Berdasarkan data resmi dari situs logammulia.com, harga emas Antam ukuran 1 gram berada di level Rp2.850.000 per batang. Angka ini tidak berubah dibandingkan perdagangan sebelumnya, sekaligus menghentikan tren kenaikan yang sempat terjadi.
Harga Buyback Turun
Berbeda dengan harga jual, nilai buyback atau harga pembelian kembali emas Antam justru mengalami penurunan. Pada hari ini, harga buyback berada di level Rp2.490.000 per gram, turun Rp17.000 dari hari sebelumnya.
Penurunan buyback ini menjadi perhatian investor, karena mencerminkan adanya penyesuaian di tengah dinamika pasar global.
Harga Emas Dunia Masih Fluktuatif
Di pasar global, harga emas masih bergerak fluktuatif. Mengacu data Refinitiv, harga emas dunia sempat menguat dan ditutup di level US$4.505,06 per troy ons pada Rabu (25/3/2026), naik sekitar 0,7%.
Kenaikan tersebut memperpanjang tren positif emas yang dalam dua hari terakhir menguat lebih dari 2%. Salah satu pendorongnya adalah turunnya harga minyak yang membantu meredakan kekhawatiran inflasi global.
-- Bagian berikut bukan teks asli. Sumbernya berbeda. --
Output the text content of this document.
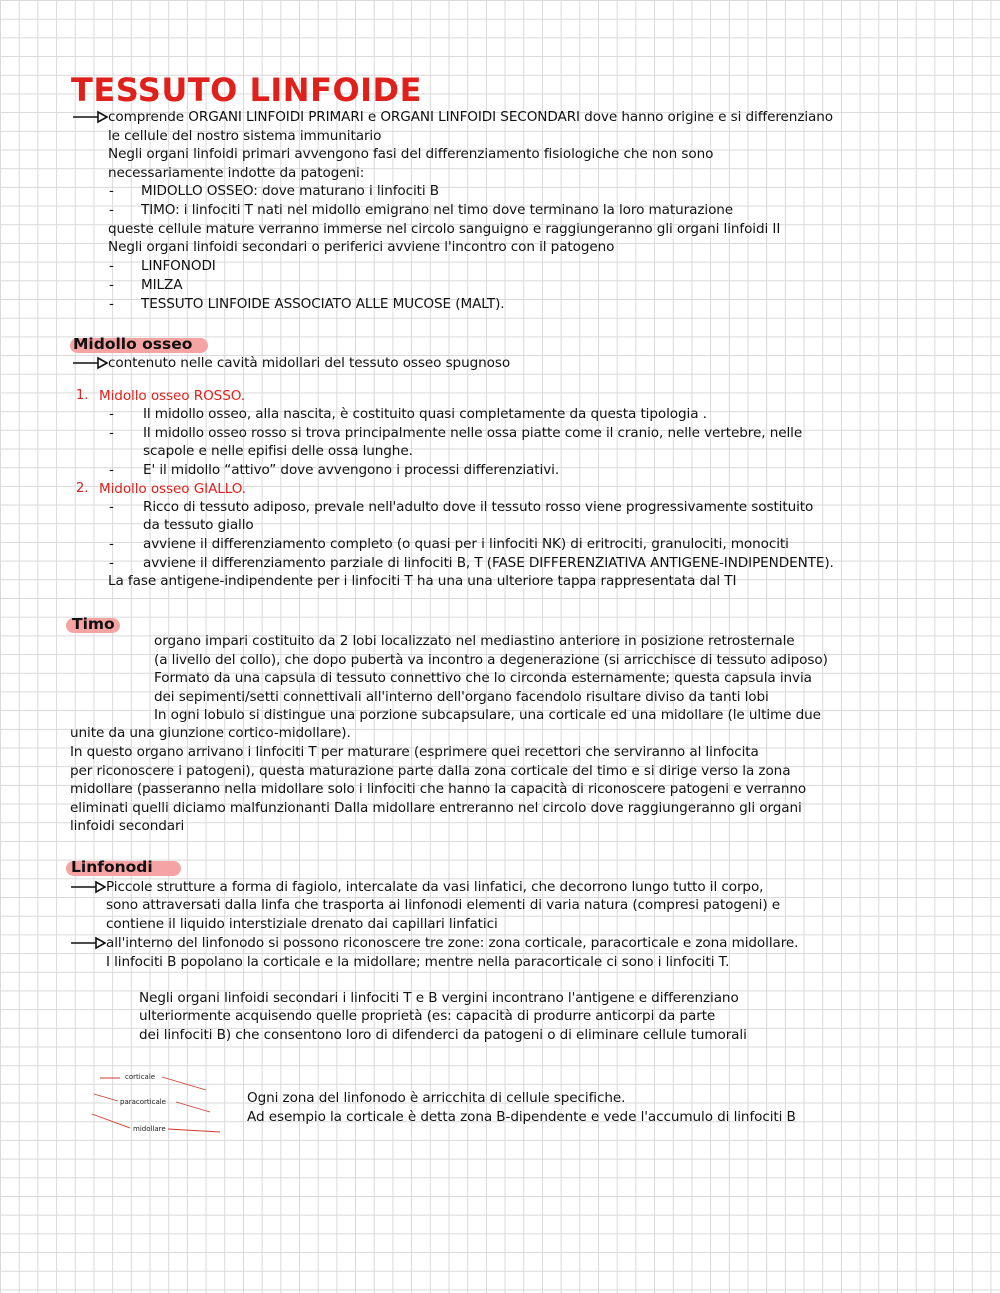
TESSUTO LINFOIDE
comprende ORGANI LINFOIDI PRIMARI e ORGANI LINFOIDI SECONDARI dove hanno origine e si differenziano
le cellule del nostro sistema immunitario
Negli organi linfoidi primari avvengono fasi del differenziamento fisiologiche che non sono
necessariamente indotte da patogeni:
- MIDOLLO OSSEO: dove maturano i linfociti B
- TIMO: i linfociti T nati nel midollo emigrano nel timo dove terminano la loro maturazione
queste cellule mature verranno immerse nel circolo sanguigno e raggiungeranno gli organi linfoidi II
Negli organi linfoidi secondari o periferici avviene l'incontro con il patogeno
- LINFONODI
- MILZA
- TESSUTO LINFOIDE ASSOCIATO ALLE MUCOSE (MALT).
Midollo osseo
contenuto nelle cavità midollari del tessuto osseo spugnoso
1. Midollo osseo ROSSO.
- Il midollo osseo, alla nascita, è costituito quasi completamente da questa tipologia .
- Il midollo osseo rosso si trova principalmente nelle ossa piatte come il cranio, nelle vertebre, nelle
scapole e nelle epifisi delle ossa lunghe.
- E' il midollo “attivo” dove avvengono i processi differenziativi.
2. Midollo osseo GIALLO.
- Ricco di tessuto adiposo, prevale nell'adulto dove il tessuto rosso viene progressivamente sostituito
da tessuto giallo
- avviene il differenziamento completo (o quasi per i linfociti NK) di eritrociti, granulociti, monociti
- avviene il differenziamento parziale di linfociti B, T (FASE DIFFERENZIATIVA ANTIGENE-INDIPENDENTE).
La fase antigene-indipendente per i linfociti T ha una una ulteriore tappa rappresentata dal TI
Timo
organo impari costituito da 2 lobi localizzato nel mediastino anteriore in posizione retrosternale
(a livello del collo), che dopo pubertà va incontro a degenerazione (si arricchisce di tessuto adiposo)
Formato da una capsula di tessuto connettivo che lo circonda esternamente; questa capsula invia
dei sepimenti/setti connettivali all'interno dell'organo facendolo risultare diviso da tanti lobi
In ogni lobulo si distingue una porzione subcapsulare, una corticale ed una midollare (le ultime due
unite da una giunzione cortico-midollare).
In questo organo arrivano i linfociti T per maturare (esprimere quei recettori che serviranno al linfocita
per riconoscere i patogeni), questa maturazione parte dalla zona corticale del timo e si dirige verso la zona
midollare (passeranno nella midollare solo i linfociti che hanno la capacità di riconoscere patogeni e verranno
eliminati quelli diciamo malfunzionanti Dalla midollare entreranno nel circolo dove raggiungeranno gli organi
linfoidi secondari
Linfonodi
Piccole strutture a forma di fagiolo, intercalate da vasi linfatici, che decorrono lungo tutto il corpo,
sono attraversati dalla linfa che trasporta ai linfonodi elementi di varia natura (compresi patogeni) e
contiene il liquido interstiziale drenato dai capillari linfatici
all'interno del linfonodo si possono riconoscere tre zone: zona corticale, paracorticale e zona midollare.
I linfociti B popolano la corticale e la midollare; mentre nella paracorticale ci sono i linfociti T.
Negli organi linfoidi secondari i linfociti T e B vergini incontrano l'antigene e differenziano
ulteriormente acquisendo quelle proprietà (es: capacità di produrre anticorpi da parte
dei linfociti B) che consentono loro di difenderci da patogeni o di eliminare cellule tumorali
corticale
paracorticale
midollare
Ogni zona del linfonodo è arricchita di cellule specifiche.
Ad esempio la corticale è detta zona B-dipendente e vede l'accumulo di linfociti B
Namun pada Kamis pagi, harga emas sedikit terkoreksi ke posisi sekitar US$4.499 per troy ons, mencerminkan aksi ambil untung serta kehati-hatian investor.
Sentimen Global Masih Membayangi
Pergerakan emas saat ini tidak lepas dari berbagai sentimen global, termasuk ketidakpastian geopolitik di Timur Tengah. Kondisi tersebut membuat emas tetap menjadi aset safe haven yang diminati, meskipun pergerakannya cenderung volatil.
Selain itu, ekspektasi terhadap kebijakan suku bunga global juga turut memengaruhi arah harga emas, terutama terkait langkah bank sentral Amerika Serikat.
Prospek Emas ke Depan
Dengan kombinasi faktor inflasi, geopolitik, dan kebijakan moneter, harga emas diperkirakan masih akan bergerak dinamis dalam waktu dekat.
Bagi investor, kondisi ini bisa menjadi momentum untuk mencermati strategi investasi, baik untuk jangka pendek maupun jangka panjang, seiring pergerakan harga emas yang masih dipengaruhi sentimen global.